只是这次,不像斛玉之前怎么也走不到玉雕,他们只走了几步,便到了玉雕的面前。
直觉在脑海中嗡鸣作响,好像打开了那道压制,很多事就将不再受斛玉控制。
斛玉深吸一口气,竟有些难得的怯。
但他还是顺从地让昼牵起他的手,将手放在了玉雕之上。
触碰到的一瞬间,一阵灵流涌过。
身后是万千星辰陨落。
因为空旷而显得神性的声音在洞里回荡,回荡到斛玉耳畔:“调息,闭眼,静心,凝神。”
“天道压制烙印源于你的识海和灵根,一会儿可能会有些痛,忍一忍。”
斛玉点头。
因为闭着眼,他也就没有看到,此时昼的身体已经消散了大半。
仙人用自己的灵魄画着繁杂的符纹,他自己就在消散,脑海里却还在回想刚才那人消散的场景。
即便只剩下一缕魂魄,那种锥心刺骨的痛却如影随形,扎在胸口。
仙人看着斛玉有些发红的眼尾。
原来自己刚才,竟是用这样的表情送那个人离开的吗?
……可真不是一次好的告别。
符纹将成,仙人魂魄也几乎透明到看不见,走之前,他低声对斛玉道:“麻烦你,那黑衣人若你再见到他,替我向他说一句话。”
斛玉:“……”
剧痛袭来,斛玉说不出话,只听虚无缥缈的声音模糊说了一句什么。
听不太清,斛玉皱眉,刚想再问,便听到那声音道:“时间已至,我走了。你想知道的一切,我都留在识海……照顾好自己。

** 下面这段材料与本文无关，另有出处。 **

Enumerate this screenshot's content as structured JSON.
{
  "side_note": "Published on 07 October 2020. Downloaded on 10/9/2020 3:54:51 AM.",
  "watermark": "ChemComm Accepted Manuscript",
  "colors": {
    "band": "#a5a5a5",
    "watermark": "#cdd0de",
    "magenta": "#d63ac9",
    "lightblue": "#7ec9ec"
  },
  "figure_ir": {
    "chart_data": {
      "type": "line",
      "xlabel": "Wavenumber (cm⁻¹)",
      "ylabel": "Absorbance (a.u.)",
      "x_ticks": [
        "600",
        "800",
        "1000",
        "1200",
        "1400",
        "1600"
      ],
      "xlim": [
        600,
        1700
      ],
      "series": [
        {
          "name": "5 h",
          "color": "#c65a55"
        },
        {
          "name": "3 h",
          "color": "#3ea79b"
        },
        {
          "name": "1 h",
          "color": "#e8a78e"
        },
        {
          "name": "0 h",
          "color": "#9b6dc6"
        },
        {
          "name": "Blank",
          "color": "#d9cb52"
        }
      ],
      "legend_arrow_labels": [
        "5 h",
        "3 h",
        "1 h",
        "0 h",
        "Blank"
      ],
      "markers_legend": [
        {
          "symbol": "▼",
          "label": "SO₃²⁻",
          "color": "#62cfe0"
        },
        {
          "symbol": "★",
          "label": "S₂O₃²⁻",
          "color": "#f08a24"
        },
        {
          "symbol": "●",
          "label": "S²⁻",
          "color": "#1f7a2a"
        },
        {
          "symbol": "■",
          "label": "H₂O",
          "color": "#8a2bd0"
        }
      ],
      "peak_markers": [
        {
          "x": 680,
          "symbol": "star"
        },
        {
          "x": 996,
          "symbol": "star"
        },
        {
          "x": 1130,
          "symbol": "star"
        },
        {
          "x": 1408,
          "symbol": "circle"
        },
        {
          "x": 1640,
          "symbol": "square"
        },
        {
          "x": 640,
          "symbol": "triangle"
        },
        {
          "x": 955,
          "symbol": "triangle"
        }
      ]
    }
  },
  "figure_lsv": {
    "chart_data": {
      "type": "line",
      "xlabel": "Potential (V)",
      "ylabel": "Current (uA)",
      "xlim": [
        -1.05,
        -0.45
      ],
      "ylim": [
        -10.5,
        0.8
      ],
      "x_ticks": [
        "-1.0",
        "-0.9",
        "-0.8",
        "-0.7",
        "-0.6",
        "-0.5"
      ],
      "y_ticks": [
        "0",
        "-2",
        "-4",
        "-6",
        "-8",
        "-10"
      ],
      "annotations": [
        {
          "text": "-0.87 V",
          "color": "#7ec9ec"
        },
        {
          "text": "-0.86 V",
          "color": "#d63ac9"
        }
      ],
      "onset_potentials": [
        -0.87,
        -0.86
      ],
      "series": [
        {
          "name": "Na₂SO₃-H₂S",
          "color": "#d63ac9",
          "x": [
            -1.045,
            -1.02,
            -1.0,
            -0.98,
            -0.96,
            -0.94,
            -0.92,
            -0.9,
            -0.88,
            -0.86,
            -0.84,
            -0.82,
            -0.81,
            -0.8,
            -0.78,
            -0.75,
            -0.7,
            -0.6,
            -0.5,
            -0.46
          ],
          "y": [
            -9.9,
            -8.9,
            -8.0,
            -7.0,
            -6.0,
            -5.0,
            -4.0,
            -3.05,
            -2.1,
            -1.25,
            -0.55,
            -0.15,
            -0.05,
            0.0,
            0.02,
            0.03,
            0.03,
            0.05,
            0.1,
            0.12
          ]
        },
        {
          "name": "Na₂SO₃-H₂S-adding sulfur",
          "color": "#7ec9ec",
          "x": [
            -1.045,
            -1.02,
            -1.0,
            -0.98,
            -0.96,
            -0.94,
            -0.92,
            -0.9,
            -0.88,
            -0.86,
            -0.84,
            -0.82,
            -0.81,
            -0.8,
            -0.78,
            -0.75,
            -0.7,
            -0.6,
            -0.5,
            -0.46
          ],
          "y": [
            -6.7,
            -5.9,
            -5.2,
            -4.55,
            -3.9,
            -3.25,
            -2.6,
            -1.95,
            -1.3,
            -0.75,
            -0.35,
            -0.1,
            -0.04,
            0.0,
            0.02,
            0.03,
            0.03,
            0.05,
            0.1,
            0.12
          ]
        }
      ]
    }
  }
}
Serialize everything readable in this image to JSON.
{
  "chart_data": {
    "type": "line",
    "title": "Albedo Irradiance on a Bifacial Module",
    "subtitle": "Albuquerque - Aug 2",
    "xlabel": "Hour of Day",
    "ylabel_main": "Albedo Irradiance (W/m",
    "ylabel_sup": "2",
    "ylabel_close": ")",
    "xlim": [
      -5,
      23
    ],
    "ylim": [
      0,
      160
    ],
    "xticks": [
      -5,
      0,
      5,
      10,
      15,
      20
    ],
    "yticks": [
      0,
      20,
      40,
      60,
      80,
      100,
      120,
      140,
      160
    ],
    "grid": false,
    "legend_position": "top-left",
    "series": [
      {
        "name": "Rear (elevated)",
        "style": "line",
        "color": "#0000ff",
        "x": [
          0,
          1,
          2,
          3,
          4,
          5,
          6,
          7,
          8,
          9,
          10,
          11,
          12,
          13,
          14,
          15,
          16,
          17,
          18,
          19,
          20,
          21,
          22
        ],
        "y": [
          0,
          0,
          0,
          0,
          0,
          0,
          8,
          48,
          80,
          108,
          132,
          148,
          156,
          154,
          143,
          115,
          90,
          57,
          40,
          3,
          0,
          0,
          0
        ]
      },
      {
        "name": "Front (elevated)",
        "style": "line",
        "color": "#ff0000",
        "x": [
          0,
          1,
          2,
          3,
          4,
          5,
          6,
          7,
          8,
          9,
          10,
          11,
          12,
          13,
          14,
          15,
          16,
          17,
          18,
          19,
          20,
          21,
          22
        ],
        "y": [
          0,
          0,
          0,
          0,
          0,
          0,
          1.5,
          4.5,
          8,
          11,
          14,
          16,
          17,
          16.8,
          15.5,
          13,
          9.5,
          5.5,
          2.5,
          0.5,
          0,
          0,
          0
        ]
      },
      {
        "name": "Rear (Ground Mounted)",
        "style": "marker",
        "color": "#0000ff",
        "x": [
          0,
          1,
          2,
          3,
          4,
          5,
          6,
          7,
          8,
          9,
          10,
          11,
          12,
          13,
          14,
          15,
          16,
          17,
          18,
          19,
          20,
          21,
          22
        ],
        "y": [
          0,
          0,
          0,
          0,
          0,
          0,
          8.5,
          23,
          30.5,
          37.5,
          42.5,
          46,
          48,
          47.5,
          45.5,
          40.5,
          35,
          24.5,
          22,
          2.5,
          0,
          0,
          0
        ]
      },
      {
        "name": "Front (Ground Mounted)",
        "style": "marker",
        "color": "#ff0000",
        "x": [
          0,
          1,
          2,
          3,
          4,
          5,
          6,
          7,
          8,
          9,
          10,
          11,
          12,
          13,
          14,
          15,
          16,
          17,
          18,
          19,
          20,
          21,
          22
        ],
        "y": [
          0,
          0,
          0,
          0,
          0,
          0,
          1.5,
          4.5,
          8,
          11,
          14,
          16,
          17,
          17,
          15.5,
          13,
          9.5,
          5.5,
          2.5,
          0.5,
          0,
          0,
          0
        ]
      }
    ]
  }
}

”
斛玉猛睁开眼,只见面前,他手触碰的玉雕裂开一道极大的裂纹。
斛玉迅速退后到悬崖上,仰头,巨大的玉雕竟在一瞬间开裂——
轰隆隆!
惊天动地的碎裂声,星陨的光芒刹那间消失,斛玉身体一歪,身边没有可以扶着的东西,眼看就要跌倒。
一只手从黑暗中出现,稳稳握住了他的手臂。
微鹤知!
斛玉惊回眸,视线对上,两人还未说一句话,面前的玉雕忽然全然崩塌,块块白玉随着逝去光芒的陨星相继坠落谷底,再也找寻不见。
就像斛玉睁眼后再也没有找到那缕魂魄的一丝痕迹。
四周都是崩塌的声音,扶桑树内部一部分开始毁坏。被微鹤知带着疾行,靠在微鹤知的肩膀,斛玉闭上眼。
识海中,一道刻在灵根之上、斛玉之前感受不到的封印此时被被彻底打开,只等他的主人开启其中隐藏的秘密。
打开之前,斛玉勉强睁眼,对微鹤知道:“……师尊,给我一炷香凝神的时间。”
未问缘由,微鹤知只是应下:“好。”
不知道微鹤知做了什么,四周忽然寂静。
沉入识海之中,少年推开那道尘封的门。
光芒大作——
斛玉睁眼,他环视四周,发现自己站在了太初从前宗门的山门前。
“……”
斛玉愣愣仰头。
十年前,太初,大雪。
积雪覆盖不住,从山脚到宗门,到处都是死去的太初弟子,尸体的血将积雪染成粉色,斛玉一路踉跄前行,他视线左右摇动,定不到一个点上。
直到在演武台上看到一道半依着剑的青衣身影。
“……”
是春浮寒。
意气风发的炼器师,此时却垂落着凌乱的发丝,身上都是干涸的血迹。
平日里嬉笑打闹的演武台上,如今只有一把支撑着身体的长剑,和一具失去呼吸的尸体。
“……”
雪花飞舞,斛玉抖着手,想要触碰大师兄的肩膀,却直直从中间穿了过去。
斛玉看着自己的手。
……他只是回忆的旁观者,什么也做不了。
“砰!”
刚想到这一点,身后又是一道坠落的砸地声。
斛玉身体一颤。
他缓缓转头,只见死不瞑目的二师姐,正死死看着大师兄的方向,她口中,大口大口的鲜血落下,被贯穿的胸口慢慢沉寂,直到再没有了呼吸。
“……”
太初宗,灭门。
大师兄和二师姐尸体的四周涌上来不少修士。